Migrated from field 'Test system'.

Any other information on results incl. tables

See attachment due to limitations of the entry field

Applicant's summary and conclusion

Conclusions:

The study was performed according to the OECD TG 471 and EU Method B.13/14 (GLP) without deviations and therefore considered to be of the highest quality (reliability Klimisch 1). The validity criteria of the test system are fulfilled. In both experiments no significant increases in the frequency of revertant colonies were recorded for any of the bacterial strains, with any dose of the test material, either with or without metabolic activation. The test material was therefore considered to be non-mutagenic under the conditions of this test.

Executive summary:

In this in vitro assessment of the mutagenic potential according to OECD TG 471of Octadecanoic acid, reaction products with tetraethylenepentamine, histidine dependent auxotrophic mutants of Salmonella typhimurium, strains TA1535, TA1537, TA98 and TA100, and a tryptophan dependent mutant of Escherichia coli strain CM891 (WP2uvrA/pKM101), were exposed to the test substance diluted in ethanol, which was also used as a negative control.

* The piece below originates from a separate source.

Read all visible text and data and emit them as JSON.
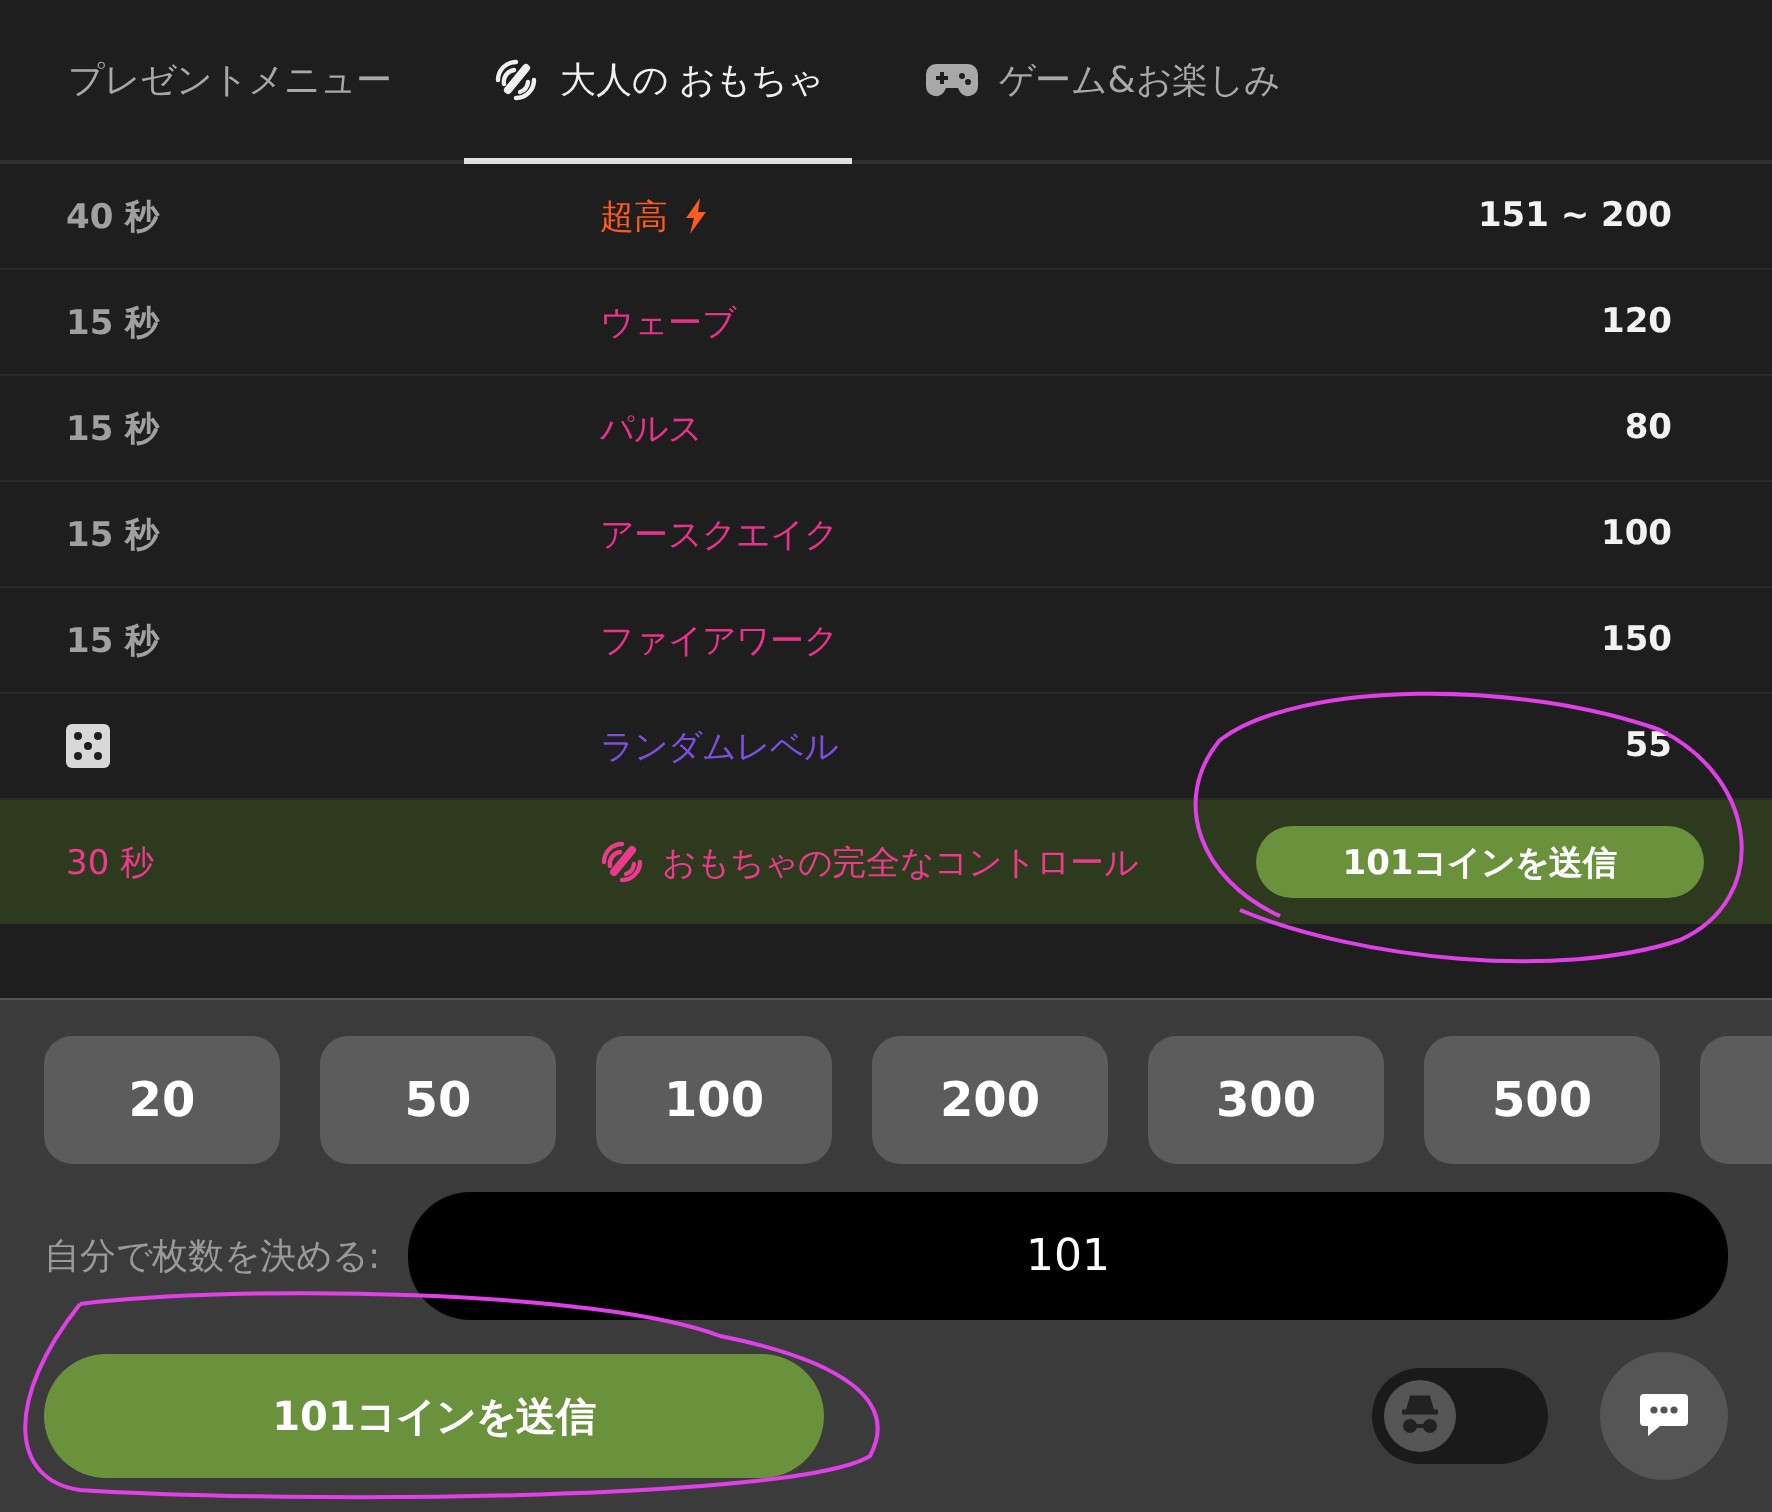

Two independent mutation tests were performed in the presence and absence of liver preparations from Aroclor 1254-induced rats (S9 mix). Both were standard plate incorporation assays, but in the second, the proportion of S9 fraction in the S9 mix was increased from 10% to 20%.

Concentrations of up to 5000 µg/plate were tested in the mutation tests. This is the standard limit concentration recommended in the regulatory guidelines this assay follows. Other concentrations used were a series of ca half-log10 dilutions of the highest concentration.

Inhibition of bacterial growth, observed as a reduction in revertant colony numbers, occurred in all strains following exposure to the test item at 5000 µg/plate.

No evidence of mutagenic activity was seen at any concentration of the test item in either mutation test.

The concurrent positive controls demonstrated the sensitivity of the assay and the metabolising activity of the liver preparations.

It is concluded that, when tested in ethanol, the test item shows no evidence of mutagenic activity in this bacterial system.